Gehirnjogging und Geschicklichkeitsspiele regen – zumindest behauptet es der Volksmund – unsere grauen Zellen an. Für gewöhnlich bezieht sich dieser Ausspruch auf unser Gehirn im Allgemeinen. Schaut man sich das Ganze allerdings ein wenig genauer an, stellt man fest, dass nicht alles grau in grau ist in unserem Oberstübchen. Vielmehr lassen sich in den meisten Strukturen des Zentralnervensystems Regionen, die Nervenzellkörper (Somata) enthalten von solchen, die keine Zellkörper sondern lediglich Nervenzellfortsätze (Dendriten und Axone) enthalten, unterscheiden.

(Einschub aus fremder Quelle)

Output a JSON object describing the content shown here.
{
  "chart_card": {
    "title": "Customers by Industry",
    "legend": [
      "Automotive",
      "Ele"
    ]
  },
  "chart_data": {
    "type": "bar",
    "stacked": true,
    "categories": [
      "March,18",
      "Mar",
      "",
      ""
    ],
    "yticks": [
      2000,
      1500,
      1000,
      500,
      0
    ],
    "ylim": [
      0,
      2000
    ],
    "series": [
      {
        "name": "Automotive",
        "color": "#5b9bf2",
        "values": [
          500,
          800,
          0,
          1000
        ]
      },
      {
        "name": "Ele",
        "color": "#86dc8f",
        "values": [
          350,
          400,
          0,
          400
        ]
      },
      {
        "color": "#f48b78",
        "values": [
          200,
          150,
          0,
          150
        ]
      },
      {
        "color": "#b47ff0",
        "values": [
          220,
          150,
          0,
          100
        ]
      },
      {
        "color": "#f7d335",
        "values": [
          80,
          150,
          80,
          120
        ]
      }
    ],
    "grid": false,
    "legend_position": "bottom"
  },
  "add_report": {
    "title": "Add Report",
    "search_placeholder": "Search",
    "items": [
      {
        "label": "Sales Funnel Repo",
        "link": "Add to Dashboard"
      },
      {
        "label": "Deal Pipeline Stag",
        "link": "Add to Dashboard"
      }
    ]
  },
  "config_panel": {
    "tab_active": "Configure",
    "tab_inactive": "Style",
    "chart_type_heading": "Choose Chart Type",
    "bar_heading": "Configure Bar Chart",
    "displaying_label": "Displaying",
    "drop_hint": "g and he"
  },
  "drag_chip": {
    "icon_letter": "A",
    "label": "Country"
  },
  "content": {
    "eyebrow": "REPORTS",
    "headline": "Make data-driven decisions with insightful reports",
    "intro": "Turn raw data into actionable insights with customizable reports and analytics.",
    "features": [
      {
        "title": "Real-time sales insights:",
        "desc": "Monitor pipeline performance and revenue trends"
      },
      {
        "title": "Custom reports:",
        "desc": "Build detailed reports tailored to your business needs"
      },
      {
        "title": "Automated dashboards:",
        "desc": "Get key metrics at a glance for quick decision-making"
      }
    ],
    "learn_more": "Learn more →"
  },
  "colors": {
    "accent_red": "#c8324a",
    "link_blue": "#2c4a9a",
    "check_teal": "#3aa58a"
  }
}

Aufgrund des schon im unbehandelten Zustand erkennbaren Unterschieds der Färbung dieser beiden Regionen, nennt man erstere Bereiche allgemein graue Substanz, während man letztere als weiße Substanz bezeichnet. Je nachdem welche Region oder Struktur des Zentralnervensystems wir betrachteten, verändern sich zwar die Formen der Schichten, aber die Schichtung bleibt nahezu überall erhalten.

Soviel dazu ... Was aber hat das jetzt mit Denksport und den umgangssprachlichen grauen Zellen zu tun? Richtig, wir bemühen keine einheitliche graue Masse. Zugegeben, das klingt nach Haarspalterei. Wenn wir allerdings im Zuge einer geistig oder koordinativ anspruchsvollen Aufgabe neue Fähigkeiten erlernen, wird schnell klar, dass diese Haarspalterei durchaus angebracht sein könnte. Lernvorgänge erfordern durchweg Umstrukturierungen unserer Nervenschaltkreise. Bisher wurden derartige erfahrungsabhängige Veränderungen der Netzwerkstruktur hauptsächlich in der grauen Substanz nachgewiesen, wobei den beobachteten Strukturveränderungen zelluläre Prozesse wie z.B. Synaptogenese und Verzweigung von Dendriten zugrunde liegen können. Eine Gruppe von Hirnforschern um Heidi Johansen-Berg von der Universität Oxford konnte nun erstmals mittels moderner bildgebender Verfahren im Magnetresonaztomographen (MRT) zeigen, dass das Training einer komplexen Aufgabe (hier Jonglieren) auch zu erfahrungsabhängigen Modifikationen der weißen Substanz im gesunden menschlichen Gehirn führt.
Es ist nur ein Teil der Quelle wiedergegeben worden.